Most hardware acceleration features have evolved from desktop/server designs, where optimization has largely focussed on throughput and not predictability, as can be seen in the following examples:

  • Pipeline helps to parallelize instructions, but makes the execution time for a sequence of instructions dependent on the pipeline state.
  • Cache helps to hide the delays of fetching code and data from slow memory, but it is hard to predict cache misses, when the full delay will be experienced.
  • Burst Memory Accesses work with cache to hide the delay of fetching especially code from slow memory, but are affected by varying code alignment and cause other users of shared memory to be blocked for longer.
  • Multi-core and DMA add processing power but create unpredictable contention for shared resources, such as shared memory.
  • Branch Prediction usually helps to prefetch code to cache before the delays of slow memory stall the pipeline, but hardware branch prediction creates unpredictable behavior.

Two Approaches for Hard Real-Time Systems

I am aware of two, quite different, approaches for trying to build predictable, hard real-time systems on unpredictable hardware, discounting the approach of simply ignoring the problem and hoping that everything will be okay.
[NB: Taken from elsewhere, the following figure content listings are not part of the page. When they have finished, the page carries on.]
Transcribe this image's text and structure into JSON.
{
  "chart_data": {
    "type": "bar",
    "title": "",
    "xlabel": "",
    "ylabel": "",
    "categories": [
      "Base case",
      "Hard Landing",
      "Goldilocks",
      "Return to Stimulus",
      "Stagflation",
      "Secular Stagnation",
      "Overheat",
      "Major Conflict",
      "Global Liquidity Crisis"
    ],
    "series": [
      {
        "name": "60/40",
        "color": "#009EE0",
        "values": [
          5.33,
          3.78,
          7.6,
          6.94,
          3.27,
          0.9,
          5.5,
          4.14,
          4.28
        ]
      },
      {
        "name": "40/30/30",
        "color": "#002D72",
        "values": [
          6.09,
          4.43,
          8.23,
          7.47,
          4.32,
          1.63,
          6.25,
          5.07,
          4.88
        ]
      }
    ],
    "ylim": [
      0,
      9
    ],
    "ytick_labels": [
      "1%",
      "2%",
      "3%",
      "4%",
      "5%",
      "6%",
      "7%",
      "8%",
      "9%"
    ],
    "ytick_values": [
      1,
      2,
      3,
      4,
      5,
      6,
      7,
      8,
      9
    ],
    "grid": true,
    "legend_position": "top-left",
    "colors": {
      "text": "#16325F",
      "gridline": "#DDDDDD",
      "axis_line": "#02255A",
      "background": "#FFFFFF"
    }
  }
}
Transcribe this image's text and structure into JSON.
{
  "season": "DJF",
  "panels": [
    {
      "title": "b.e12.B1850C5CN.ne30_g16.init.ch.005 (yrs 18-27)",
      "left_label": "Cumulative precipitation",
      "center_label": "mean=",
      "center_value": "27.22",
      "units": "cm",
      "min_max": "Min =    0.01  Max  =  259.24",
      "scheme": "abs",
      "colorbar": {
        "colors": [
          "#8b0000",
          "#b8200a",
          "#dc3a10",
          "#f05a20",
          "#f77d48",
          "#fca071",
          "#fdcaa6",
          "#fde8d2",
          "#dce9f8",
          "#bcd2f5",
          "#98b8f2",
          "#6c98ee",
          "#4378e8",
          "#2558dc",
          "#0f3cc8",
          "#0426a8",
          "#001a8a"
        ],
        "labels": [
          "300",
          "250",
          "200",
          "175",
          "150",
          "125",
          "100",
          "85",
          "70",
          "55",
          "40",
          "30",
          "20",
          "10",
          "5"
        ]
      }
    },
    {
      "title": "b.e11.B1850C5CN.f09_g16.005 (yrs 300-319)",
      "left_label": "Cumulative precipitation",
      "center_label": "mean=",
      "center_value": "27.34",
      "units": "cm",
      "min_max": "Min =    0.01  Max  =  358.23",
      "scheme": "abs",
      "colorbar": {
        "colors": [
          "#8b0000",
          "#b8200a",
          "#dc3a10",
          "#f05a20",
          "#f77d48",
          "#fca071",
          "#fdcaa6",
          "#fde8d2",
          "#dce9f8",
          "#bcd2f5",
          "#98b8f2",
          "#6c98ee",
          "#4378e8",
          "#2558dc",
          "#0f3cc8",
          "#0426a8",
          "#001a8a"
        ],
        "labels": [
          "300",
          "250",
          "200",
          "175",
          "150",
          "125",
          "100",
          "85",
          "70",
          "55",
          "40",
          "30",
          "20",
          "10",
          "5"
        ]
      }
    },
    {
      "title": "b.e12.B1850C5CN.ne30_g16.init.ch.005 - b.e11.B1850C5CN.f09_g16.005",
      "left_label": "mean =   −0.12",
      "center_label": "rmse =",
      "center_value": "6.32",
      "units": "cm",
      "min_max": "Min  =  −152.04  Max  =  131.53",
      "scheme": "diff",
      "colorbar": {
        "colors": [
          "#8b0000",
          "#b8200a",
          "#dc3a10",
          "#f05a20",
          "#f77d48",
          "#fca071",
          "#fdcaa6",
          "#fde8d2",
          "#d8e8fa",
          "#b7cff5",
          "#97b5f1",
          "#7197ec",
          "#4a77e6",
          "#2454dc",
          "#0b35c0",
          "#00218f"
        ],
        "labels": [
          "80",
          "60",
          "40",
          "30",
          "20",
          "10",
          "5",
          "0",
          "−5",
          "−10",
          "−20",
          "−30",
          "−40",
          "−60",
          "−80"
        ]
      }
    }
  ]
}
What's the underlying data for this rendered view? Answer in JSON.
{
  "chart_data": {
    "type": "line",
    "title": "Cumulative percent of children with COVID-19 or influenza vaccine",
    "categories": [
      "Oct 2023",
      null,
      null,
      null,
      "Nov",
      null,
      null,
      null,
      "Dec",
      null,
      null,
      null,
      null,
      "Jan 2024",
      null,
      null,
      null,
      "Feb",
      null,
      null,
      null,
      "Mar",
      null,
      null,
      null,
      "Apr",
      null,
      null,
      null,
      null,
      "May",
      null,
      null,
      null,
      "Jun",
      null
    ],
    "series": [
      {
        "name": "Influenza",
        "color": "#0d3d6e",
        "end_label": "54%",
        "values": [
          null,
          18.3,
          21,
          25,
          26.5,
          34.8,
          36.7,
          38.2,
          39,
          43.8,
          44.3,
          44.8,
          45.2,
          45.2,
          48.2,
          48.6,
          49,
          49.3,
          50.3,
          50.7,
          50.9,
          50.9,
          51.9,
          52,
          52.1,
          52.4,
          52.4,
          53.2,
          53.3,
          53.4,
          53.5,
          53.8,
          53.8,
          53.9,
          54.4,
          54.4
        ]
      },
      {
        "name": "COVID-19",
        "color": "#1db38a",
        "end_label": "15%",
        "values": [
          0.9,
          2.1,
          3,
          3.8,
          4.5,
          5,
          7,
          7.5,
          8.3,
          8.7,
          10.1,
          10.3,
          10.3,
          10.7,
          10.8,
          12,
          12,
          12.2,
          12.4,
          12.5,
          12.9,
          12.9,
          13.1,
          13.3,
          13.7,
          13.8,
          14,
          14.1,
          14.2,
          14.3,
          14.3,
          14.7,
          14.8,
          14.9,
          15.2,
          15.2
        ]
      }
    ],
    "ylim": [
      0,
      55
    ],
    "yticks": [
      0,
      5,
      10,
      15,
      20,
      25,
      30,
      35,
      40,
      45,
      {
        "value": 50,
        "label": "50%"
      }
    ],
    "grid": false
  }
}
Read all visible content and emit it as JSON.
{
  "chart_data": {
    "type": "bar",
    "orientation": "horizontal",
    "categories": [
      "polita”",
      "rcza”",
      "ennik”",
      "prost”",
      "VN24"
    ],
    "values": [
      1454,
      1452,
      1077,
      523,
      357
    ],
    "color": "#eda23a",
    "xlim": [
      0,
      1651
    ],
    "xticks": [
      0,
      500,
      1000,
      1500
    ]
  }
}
Worst-case Timing Analysis

With worst-case timing analysis, the system is modelled in a way that captures the longest possible delays for each unpredictable feature. If a branch can be mis-predicted, then we assume it will be mis-predicted. If a cache miss could possibly occur, then we will assume it does occur. Imagine we have a loop that performs 100 iterations of straight-line code (the only conditional branch is the loop termination condition). We assume that the first iteration fetches the loop instructions to cache and that we get the maximum number of interrupts that can possibly occur in the 100 iterations and that each interrupt evicts all the loop instruction cache lines.

The concept is that the system might perform better than the worst-case, but that will just lead to some harmless under-utilization of hardware.

This concept worked relatively well with simple, single-core processors. With more complex pipelines and multi-core contention for shared resources, the worst-case approach often leads to extreme under-utilization of hardware. The system is safe, but no longer cost-effective. This problem has driven a search for an alternative.

Average Timing Analysis

With average timing analysis, the unpredictability of the system is not only accepted, it is embraced as a feature. Rather than trying to accommodate a worst-case that is incredibly unlikely, we build a system that tolerates very rare timing failures, and rather make the most of the probabilistic behavior. If a rare branch prediction failure occurs, we expect (but do not require) that a rare cache miss will not occur at exactly the same time. And when they do both occur at the same time, the system fails in a way that is acceptable at very low frequency.

Although it has some attractions, the average approach creates an obvious problem. We know that the system will experience failures that must be tested, but the failures occur too rarely to be explored in a normal system test. Somehow, we want to be able to provoke those failures under test conditions but never in the deployed system.